Старая история, когда меня пропалил за молчанием шибко рьяный паренек как раз из объединения Диего. Неужели у них все объединение такое?
– Я не поддержал один-единственный заряд, с которым был не согласен. За меня никто не будет решать, что мне заряжать, а что нет.
– Вот видишь. Ты не можешь прийти в согласие даже со своими товарищами-фанатами! Если для тебя принципиально важно иметь исключительное мнение по любому поводу, ты не боишься, что в конце концов останешься со своими мнениями один?
Глава 10
– Привет передовикам потребительского очковтирательства!

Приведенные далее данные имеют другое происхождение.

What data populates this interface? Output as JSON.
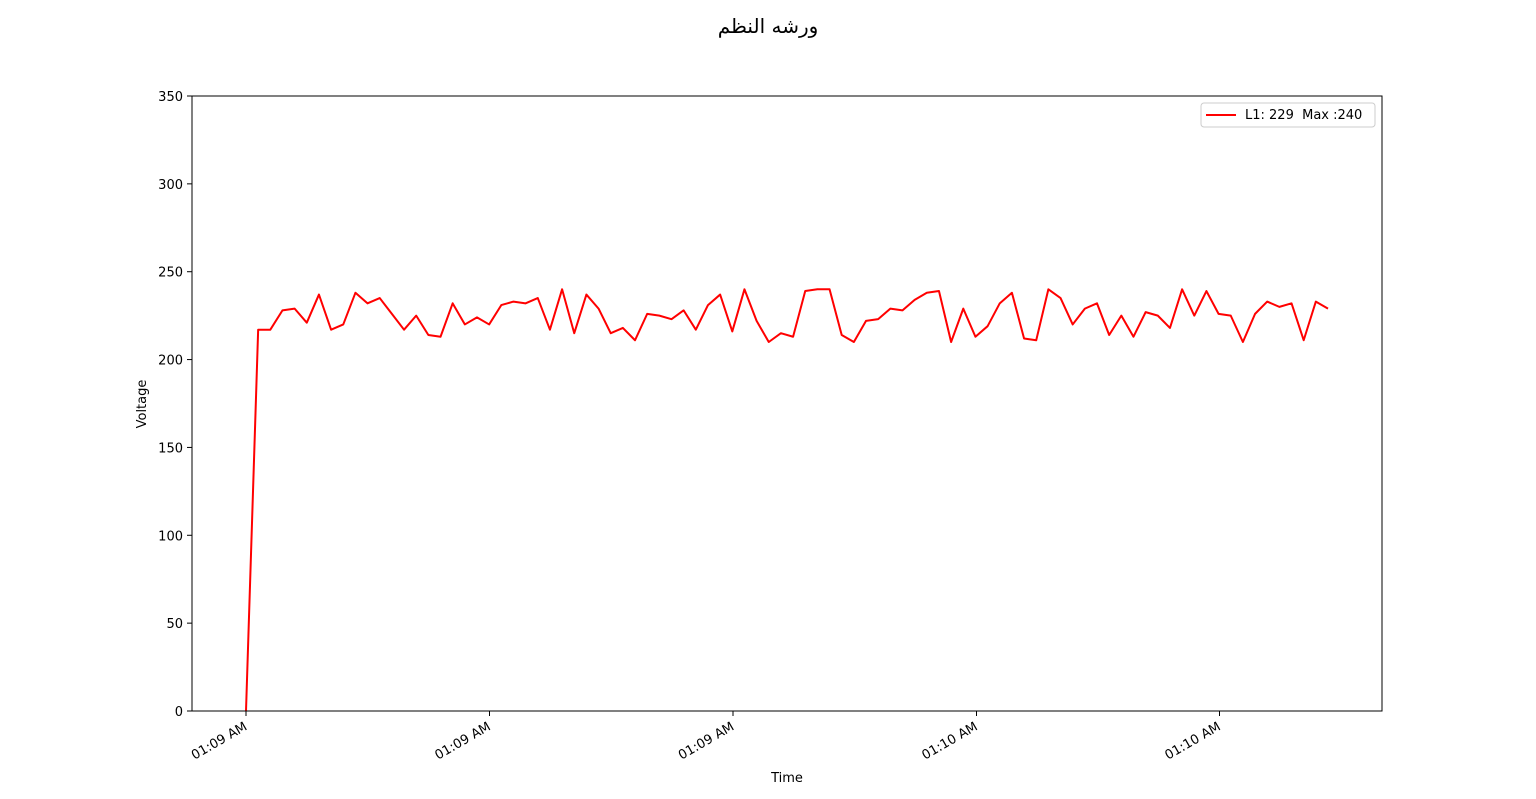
{
  "chart_data": {
    "type": "line",
    "title": "ورشه النظم",
    "xlabel": "Time",
    "ylabel": "Voltage",
    "ylim": [
      0,
      350
    ],
    "yticks": [
      0,
      50,
      100,
      150,
      200,
      250,
      300,
      350
    ],
    "xtick_labels": [
      "01:09 AM",
      "01:09 AM",
      "01:09 AM",
      "01:10 AM",
      "01:10 AM"
    ],
    "grid": false,
    "legend_position": "top-right",
    "line_color": "#ff0000",
    "series": [
      {
        "name": "L1: 229  Max :240",
        "values": [
          0,
          217,
          217,
          228,
          229,
          221,
          237,
          217,
          220,
          238,
          232,
          235,
          226,
          217,
          225,
          214,
          213,
          232,
          220,
          224,
          220,
          231,
          233,
          232,
          235,
          217,
          240,
          215,
          237,
          229,
          215,
          218,
          211,
          226,
          225,
          223,
          228,
          217,
          231,
          237,
          216,
          240,
          222,
          210,
          215,
          213,
          239,
          240,
          240,
          214,
          210,
          222,
          223,
          229,
          228,
          234,
          238,
          239,
          210,
          229,
          213,
          219,
          232,
          238,
          212,
          211,
          240,
          235,
          220,
          229,
          232,
          214,
          225,
          213,
          227,
          225,
          218,
          240,
          225,
          239,
          226,
          225,
          210,
          226,
          233,
          230,
          232,
          211,
          233,
          229
        ]
      }
    ]
  }
}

– Как ты это выговорил после праздников-то… – буркнул я, глядя на жизнерадостную и пунцовую от мороза физиономию Макса. – А тебе и работы нет?

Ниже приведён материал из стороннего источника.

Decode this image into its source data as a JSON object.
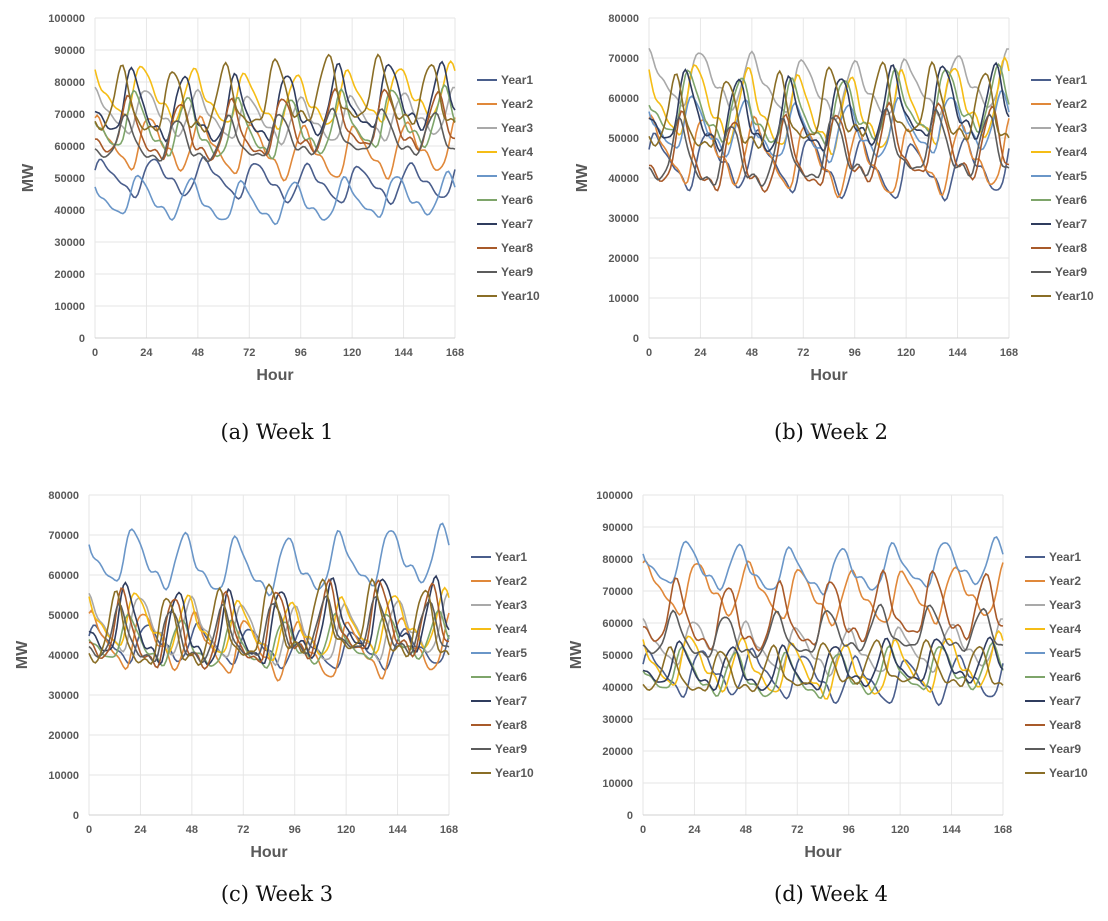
{
  "colors": {
    "Year1": "#4a5e8c",
    "Year2": "#e0883a",
    "Year3": "#a9a9a9",
    "Year4": "#f5bd16",
    "Year5": "#6a96c8",
    "Year6": "#7ea56a",
    "Year7": "#2f3c5e",
    "Year8": "#a85a2a",
    "Year9": "#5c5c5c",
    "Year10": "#8a6e26"
  },
  "chart_data": [
    {
      "type": "line",
      "caption": "(a) Week 1",
      "xlabel": "Hour",
      "ylabel": "MW",
      "xlim": [
        0,
        168
      ],
      "ylim": [
        0,
        100000
      ],
      "xticks": [
        0,
        24,
        48,
        72,
        96,
        120,
        144,
        168
      ],
      "yticks": [
        0,
        10000,
        20000,
        30000,
        40000,
        50000,
        60000,
        70000,
        80000,
        90000,
        100000
      ],
      "grid": true,
      "legend": "right",
      "sample_hours": [
        0,
        6,
        12,
        18,
        24
      ],
      "series": [
        {
          "name": "Year1",
          "base": 49000,
          "amp": 5000,
          "phase": 0.4
        },
        {
          "name": "Year2",
          "base": 59000,
          "amp": 7000,
          "phase": 0.9
        },
        {
          "name": "Year3",
          "base": 69000,
          "amp": 6000,
          "phase": 1.3
        },
        {
          "name": "Year4",
          "base": 75000,
          "amp": 7000,
          "phase": 1.8
        },
        {
          "name": "Year5",
          "base": 43000,
          "amp": 5500,
          "phase": 2.2
        },
        {
          "name": "Year6",
          "base": 66000,
          "amp": 8000,
          "phase": 2.7
        },
        {
          "name": "Year7",
          "base": 72000,
          "amp": 9000,
          "phase": 3.1
        },
        {
          "name": "Year8",
          "base": 65000,
          "amp": 8000,
          "phase": 3.6
        },
        {
          "name": "Year9",
          "base": 62000,
          "amp": 6000,
          "phase": 4.0
        },
        {
          "name": "Year10",
          "base": 74000,
          "amp": 9000,
          "phase": 4.5
        }
      ]
    },
    {
      "type": "line",
      "caption": "(b) Week 2",
      "xlabel": "Hour",
      "ylabel": "MW",
      "xlim": [
        0,
        168
      ],
      "ylim": [
        0,
        80000
      ],
      "xticks": [
        0,
        24,
        48,
        72,
        96,
        120,
        144,
        168
      ],
      "yticks": [
        0,
        10000,
        20000,
        30000,
        40000,
        50000,
        60000,
        70000,
        80000
      ],
      "grid": true,
      "legend": "right",
      "series": [
        {
          "name": "Year1",
          "base": 43000,
          "amp": 6000,
          "phase": 0.4
        },
        {
          "name": "Year2",
          "base": 45000,
          "amp": 7000,
          "phase": 0.9
        },
        {
          "name": "Year3",
          "base": 63000,
          "amp": 6000,
          "phase": 1.3
        },
        {
          "name": "Year4",
          "base": 57000,
          "amp": 8000,
          "phase": 1.8
        },
        {
          "name": "Year5",
          "base": 52000,
          "amp": 6000,
          "phase": 2.2
        },
        {
          "name": "Year6",
          "base": 57000,
          "amp": 7000,
          "phase": 2.7
        },
        {
          "name": "Year7",
          "base": 56000,
          "amp": 8000,
          "phase": 3.1
        },
        {
          "name": "Year8",
          "base": 46000,
          "amp": 8000,
          "phase": 3.6
        },
        {
          "name": "Year9",
          "base": 46000,
          "amp": 7000,
          "phase": 4.0
        },
        {
          "name": "Year10",
          "base": 56000,
          "amp": 8000,
          "phase": 4.5
        }
      ]
    },
    {
      "type": "line",
      "caption": "(c) Week 3",
      "xlabel": "Hour",
      "ylabel": "MW",
      "xlim": [
        0,
        168
      ],
      "ylim": [
        0,
        80000
      ],
      "xticks": [
        0,
        24,
        48,
        72,
        96,
        120,
        144,
        168
      ],
      "yticks": [
        0,
        10000,
        20000,
        30000,
        40000,
        50000,
        60000,
        70000,
        80000
      ],
      "grid": true,
      "legend": "right",
      "series": [
        {
          "name": "Year1",
          "base": 42000,
          "amp": 4000,
          "phase": 0.4
        },
        {
          "name": "Year2",
          "base": 42000,
          "amp": 6000,
          "phase": 0.9
        },
        {
          "name": "Year3",
          "base": 46000,
          "amp": 6000,
          "phase": 1.3
        },
        {
          "name": "Year4",
          "base": 47000,
          "amp": 6000,
          "phase": 1.8
        },
        {
          "name": "Year5",
          "base": 63000,
          "amp": 6000,
          "phase": 2.2
        },
        {
          "name": "Year6",
          "base": 43000,
          "amp": 5000,
          "phase": 2.7
        },
        {
          "name": "Year7",
          "base": 47000,
          "amp": 8000,
          "phase": 3.1
        },
        {
          "name": "Year8",
          "base": 46000,
          "amp": 8000,
          "phase": 3.6
        },
        {
          "name": "Year9",
          "base": 45000,
          "amp": 6000,
          "phase": 4.0
        },
        {
          "name": "Year10",
          "base": 46000,
          "amp": 8000,
          "phase": 4.5
        }
      ]
    },
    {
      "type": "line",
      "caption": "(d) Week 4",
      "xlabel": "Hour",
      "ylabel": "MW",
      "xlim": [
        0,
        168
      ],
      "ylim": [
        0,
        100000
      ],
      "xticks": [
        0,
        24,
        48,
        72,
        96,
        120,
        144,
        168
      ],
      "yticks": [
        0,
        10000,
        20000,
        30000,
        40000,
        50000,
        60000,
        70000,
        80000,
        90000,
        100000
      ],
      "grid": true,
      "legend": "right",
      "series": [
        {
          "name": "Year1",
          "base": 43000,
          "amp": 6000,
          "phase": 0.4
        },
        {
          "name": "Year2",
          "base": 69000,
          "amp": 7000,
          "phase": 0.9
        },
        {
          "name": "Year3",
          "base": 52000,
          "amp": 6000,
          "phase": 1.3
        },
        {
          "name": "Year4",
          "base": 46000,
          "amp": 7000,
          "phase": 1.8
        },
        {
          "name": "Year5",
          "base": 77000,
          "amp": 6000,
          "phase": 2.2
        },
        {
          "name": "Year6",
          "base": 44000,
          "amp": 6000,
          "phase": 2.7
        },
        {
          "name": "Year7",
          "base": 46000,
          "amp": 6000,
          "phase": 3.1
        },
        {
          "name": "Year8",
          "base": 62000,
          "amp": 9000,
          "phase": 3.6
        },
        {
          "name": "Year9",
          "base": 56000,
          "amp": 6000,
          "phase": 4.0
        },
        {
          "name": "Year10",
          "base": 45000,
          "amp": 6000,
          "phase": 4.5
        }
      ]
    }
  ]
}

– Да у меня сегодня авария была в центре, ну заодно и прогулять решил чуток! Как дела идут, много лесов перевели на макулатуру?
– Да хреново! Клиенты будто до сих пор лежат под елкой лицом в салат. Аренду повышают… Тут еще повестка в суд пришла…
Макс присвистнул:
– Ты-то как умудрился вляпаться?
– Да хачик один перед новым годом хотел заказать раскрутку своего ресторана, а Виталя его послал, – ответил за меня Саша.

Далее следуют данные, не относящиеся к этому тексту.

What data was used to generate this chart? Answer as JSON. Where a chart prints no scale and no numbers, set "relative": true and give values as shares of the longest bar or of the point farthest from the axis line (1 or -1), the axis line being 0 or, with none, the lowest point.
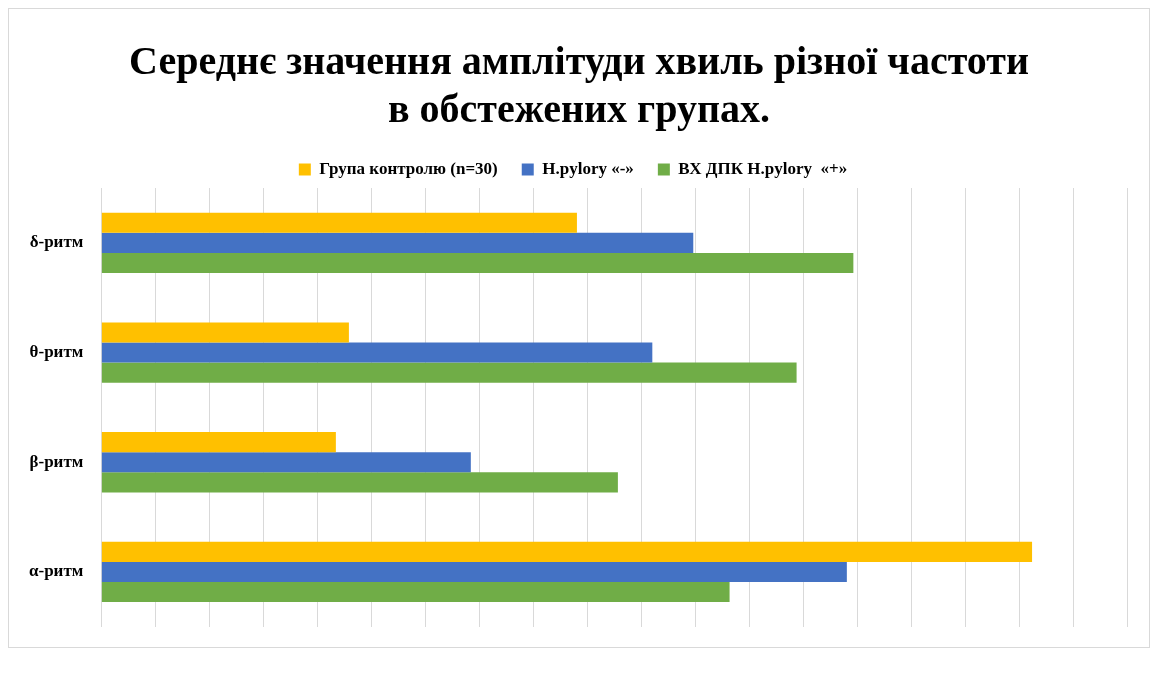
{
  "chart_data": {
    "type": "bar",
    "orientation": "horizontal",
    "relative": true,
    "title": "Середнє значення амплітуди хвиль різної частоти в обстежених групах.",
    "categories": [
      "δ-ритм",
      "θ-ритм",
      "β-ритм",
      "α-ритм"
    ],
    "series": [
      {
        "name": "Група контролю (n=30)",
        "color": "#ffc000",
        "values": [
          0.511,
          0.266,
          0.252,
          1
        ]
      },
      {
        "name": "H.pylory «-»",
        "color": "#4472c4",
        "values": [
          0.636,
          0.592,
          0.397,
          0.801
        ]
      },
      {
        "name": "ВХ ДПК H.pylory  «+»",
        "color": "#70ad47",
        "values": [
          0.808,
          0.747,
          0.555,
          0.675
        ]
      }
    ],
    "grid": "x",
    "legend": "top"
  }
}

– Я не послал. Я в этом кабинете не посылаю никого и почти никогда. Я просто отказался этим заниматься.
– А тот накатал жалобу в суд – директор рекламного агентства из межнациональной ненависти отказался меня обслуживать!
– Как амеры прям!
– Ну, здесь не Америка, и пусть на этот раз это сработает на руку нам, – заметил Саня.
– Я бы не очень на это рассчитывал! – фыркнул Максим.
– Да я выиграю, – не очень уверенно отозвался я. – Он хрен что докажет, а мне и доказывать не надо.
– Однако ближе к тридцати ты перешел в новый формат и уже доказываешь что-то уже в суде, а не на кулаках! – заметил Макс, откидываясь на спинку кресла и с хитрым прищуром глядя на меня.
– Правильно, а то и не дотянешь до тридцати-то, – вставил Сашка.
– Да не, вряд ли. Скорее всего, однажды, лет через семьдесят, от игры нашего любимого «Зенита» я прямо на секторе словлю инфаркт. Я, между прочим, с лета ни разу не дрался. И, знаешь, не жалею! Я и тогда б не стал, если б на нас не прыгнули. Я вообще драться не очень люблю.
– Будто я люблю! – хмыкнул Макс. – Это суровая необходимость! И не важно, где ты дерешься – на словах в суде или на кулаках в переулке. Суть одна – не будь жертвой! Бей первым. Пострадавших никто не жалеет. Пострадавшие всегда сами во всем виноваты. Чем человек слабее, тем больше он виноват. Если он молодой, то он кругом виноват! Потому что с пещерных времен изменилось не так уж много. Инстинкты остались те же. Особенно инстинкт пинать слабого и оправдывать сильного, чтобы и тебе от него не прилетело.